Non sono i rom a voler rimanere nei campi, quindi.
«Non c’è via d’uscita: se sei riconoscibile come zingaro, nessuno ti affitta una casa. Se sulla carta d’identità c’è l’indirizzo di un campo nomadi sei spacciato: non puoi aspirare a un lavoro. Ma come si può uscire dal ghetto, se non con un lavoro? Come ci si può fidare della società? Per non parlare dei meccanismi psicologici che si scatenano quando ci si sente continuamente rifiutati e ai margini».

Anche i rom che vivono nelle case vengono discriminati?
«Sì: la figlia di una mia carissima amica, avvocato, di origine rom, ha una bimba di 5 anni che va alla Materna. La piccola ha un cognome rom riconoscibilissimo e non vuole più andare a scuola perché i compagni non la vogliono toccare: vanno a lavarsi le mani ogni volta che hanno un contatto con lei.

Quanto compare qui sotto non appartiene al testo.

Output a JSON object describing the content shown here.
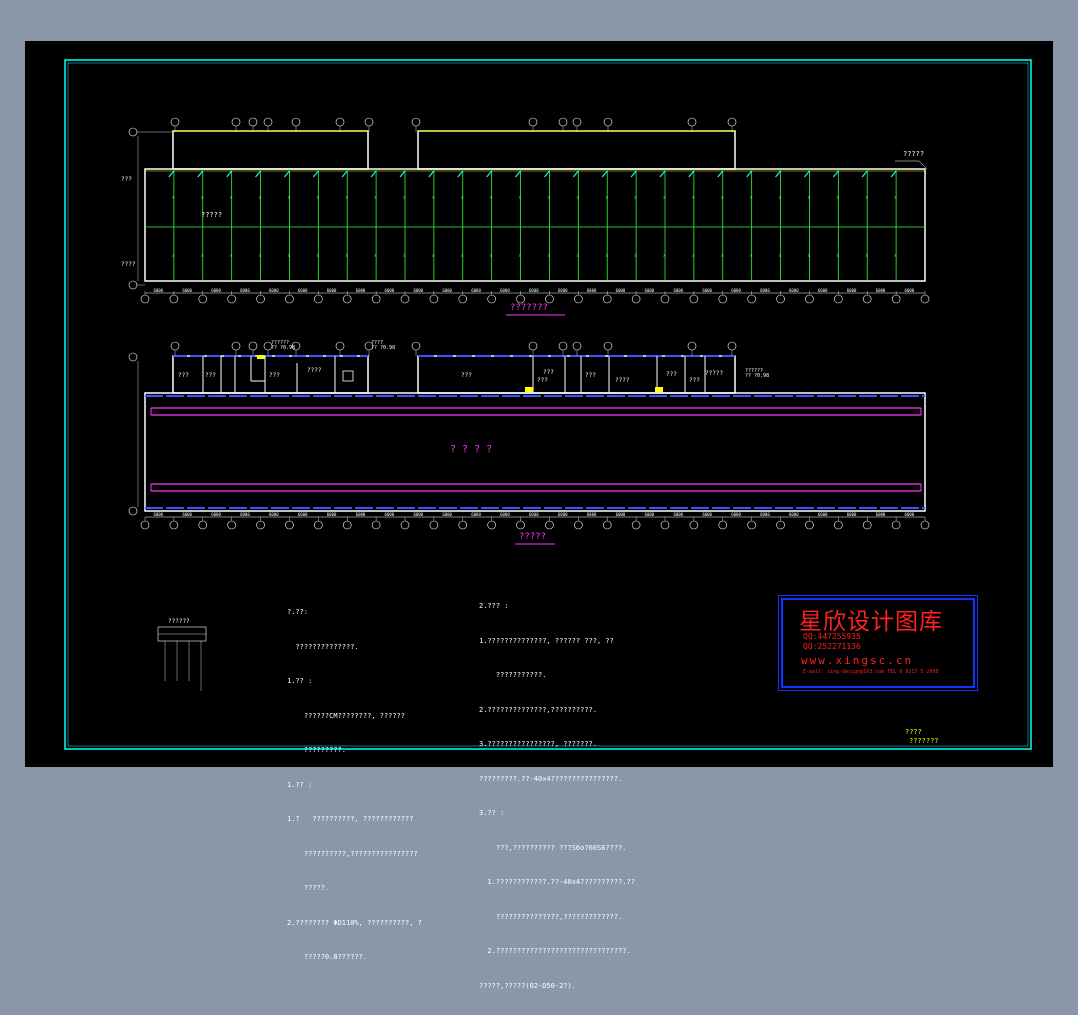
{
  "drawing": {
    "plan1_caption": "???????",
    "plan2_caption": "?????",
    "plan2_center_label": "? ? ? ?",
    "upper_annex_label": "?????",
    "top_right_tag": "?????",
    "left_dim_labels": [
      "???",
      "????"
    ],
    "room_labels": [
      "???",
      "???",
      "???",
      "????",
      "???",
      "???",
      "????",
      "???",
      "???",
      "???",
      "???",
      "?????"
    ],
    "callouts": [
      "??????\n?? ?0.98",
      "????\n?? ?0.98",
      "??????\n?? ?0.98"
    ],
    "bay_label": "6000",
    "legend_title": "??????"
  },
  "notes_left": {
    "lines": [
      "?.??:",
      "  ??????????????.",
      "1.?? :",
      "    ??????CM????????, ??????",
      "    ?????????.",
      "1.?? :",
      "1.?   ??????????, ????????????",
      "    ??????????,????????????????",
      "    ?????.",
      "2.???????? ΦD110%, ??????????, ?",
      "    ?????0.8??????."
    ]
  },
  "notes_right": {
    "lines": [
      "2.??? :",
      "1.??????????????, ?????? ???, ??",
      "    ???????????.",
      "2.??????????????,??????????.",
      "3.????????????????, ???????.",
      "?????????.??-40x4????????????????.",
      "3.?? :",
      "    ???,?????????? ???S6o?60S6????.",
      "  1.????????????.??-40x4??????????.??",
      "    ???????????????,?????????????.",
      "  2.???????????????????????????????.",
      "?????,?????(02-D50-2?)."
    ]
  },
  "stamp": {
    "title": "星欣设计图库",
    "qq1": "QQ:447255935",
    "qq2": "QQ:252271136",
    "website": "www.xingsc.cn",
    "footer": "E-mail: xing-design@163.com   TEL 0 8117 5 2060"
  },
  "title_block": {
    "line1": "????",
    "line2": "???????"
  },
  "colors": {
    "background": "#000000",
    "outer_mat": "#8a97a8",
    "border": "#00ffff",
    "wall": "#ffffff",
    "grid_green": "#33ff33",
    "annotation_yellow": "#ffff00",
    "accent_magenta": "#ff33ff",
    "stamp_red": "#ff2020",
    "stamp_blue": "#1133ff"
  }
}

Pensare che è anche bionda e ha gli occhi azzurri. È a queste cose che mi riferisco quando chiedo a Salvini di pensare ai suoi, di figli».

E lei, dove è cresciuta?
«Sono nata in Iugoslavia, in un contesto davvero socialista, in cui nessuno poteva darmi della “zingara” senza rischiare una denuncia. La mia era una famiglia povera, ma con una grande voglia di riscatto e con un fortissimo senso della dignità. I miei genitori, nati negli anni 50, si sono creati una vita in un paese termale, molto chic. Hanno affittato una casa, mia madre ha trovato lavoro in una fabbrica e mio padre in un negozio di alimentari. Tenevano molto all’istruzione mia e di mio fratello, volevano che diventassimo “qualcuno”, ci hanno sempre vestito con cura. Volevano che avessimo quello che a loro era stato precluso. A Belgrado ho frequentato l’accademia di arte drammatica, poi, a 23 anni, sono venuta in Italia, continuando a impegnarmi per la politica e i diritti sociali».

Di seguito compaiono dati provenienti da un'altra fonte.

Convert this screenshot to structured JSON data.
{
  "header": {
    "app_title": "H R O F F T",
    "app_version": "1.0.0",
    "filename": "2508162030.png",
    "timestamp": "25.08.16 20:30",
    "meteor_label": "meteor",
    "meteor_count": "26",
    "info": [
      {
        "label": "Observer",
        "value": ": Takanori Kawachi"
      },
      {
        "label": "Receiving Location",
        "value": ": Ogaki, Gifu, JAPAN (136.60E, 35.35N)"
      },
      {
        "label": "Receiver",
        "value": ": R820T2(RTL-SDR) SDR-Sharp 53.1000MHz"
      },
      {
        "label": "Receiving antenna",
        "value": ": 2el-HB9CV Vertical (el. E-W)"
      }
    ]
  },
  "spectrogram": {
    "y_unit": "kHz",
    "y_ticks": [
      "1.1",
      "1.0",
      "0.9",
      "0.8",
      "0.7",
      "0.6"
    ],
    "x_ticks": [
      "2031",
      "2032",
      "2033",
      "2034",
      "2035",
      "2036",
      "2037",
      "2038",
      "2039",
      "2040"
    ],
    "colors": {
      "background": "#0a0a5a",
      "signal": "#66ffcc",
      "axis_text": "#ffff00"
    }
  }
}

Da bambina non subiva discriminazioni?
«Andavo bene a scuola, ed ero sicura che le mie origini rom fossero qualcosa di cui andare fiera. Fino a quando, alle elementari, una compagna, invidiosa perché presi un voto superiore al suo, commentò: “Non importa, tanto rimarrai sempre una zingara”. Quando tornai a casa, in lacrime, mia madre mi disse: “Tu devi essere orgogliosa di essere zingara. La tua compagna, invece, è una maleducata. Nella vita dovrai essere sempre migliore degli altri: non ti ameranno mai, ma almeno ti rispetteranno”. L’ho presa sul serio: ho passato vita cercando di dimostrare di essere brava, di meritare un posto. Ce l’ho fatta in vari modi, e non ho mai permesso che nessuno mi umiliasse. Sono sempre stata abituata a difendere la mia dignità».

Oltre a quell’episodio?
«L’offesa più grande, per me, era vedere la gente meravigliata perché eravamo “Zingari, ma così bravi e così puliti”».

Chi sono i rom?
«Una minoranza di 18 milioni di persone in Europa, che non ha mai avuto pretese territoriali, non ha mai armato eserciti, ha sempre convissuto pacificamente con i popoli europei. C’è qualche elemento della tradizione comune per tutti, come la necessità di fare parte di una famiglia allargata. Viviamo molto nel presente e non abbiamo la mania e l’ossessione del possesso delle cose. Nelle nostre comunità una persona è realizzata perché è saggia, perché dice cose importanti, perché ha una grande famiglia e tanti nipoti, perché sa preparare bene un matrimonio. Siamo un popolo senza frontiere, il popolo che rappresenta simbolicamente quello che l’Europa vuole essere: viviamo in tutti i Paesi, abbiamo tutte le religioni, e pur mantenendo la nostra, il romanì, parliamo tutte le lingue europee».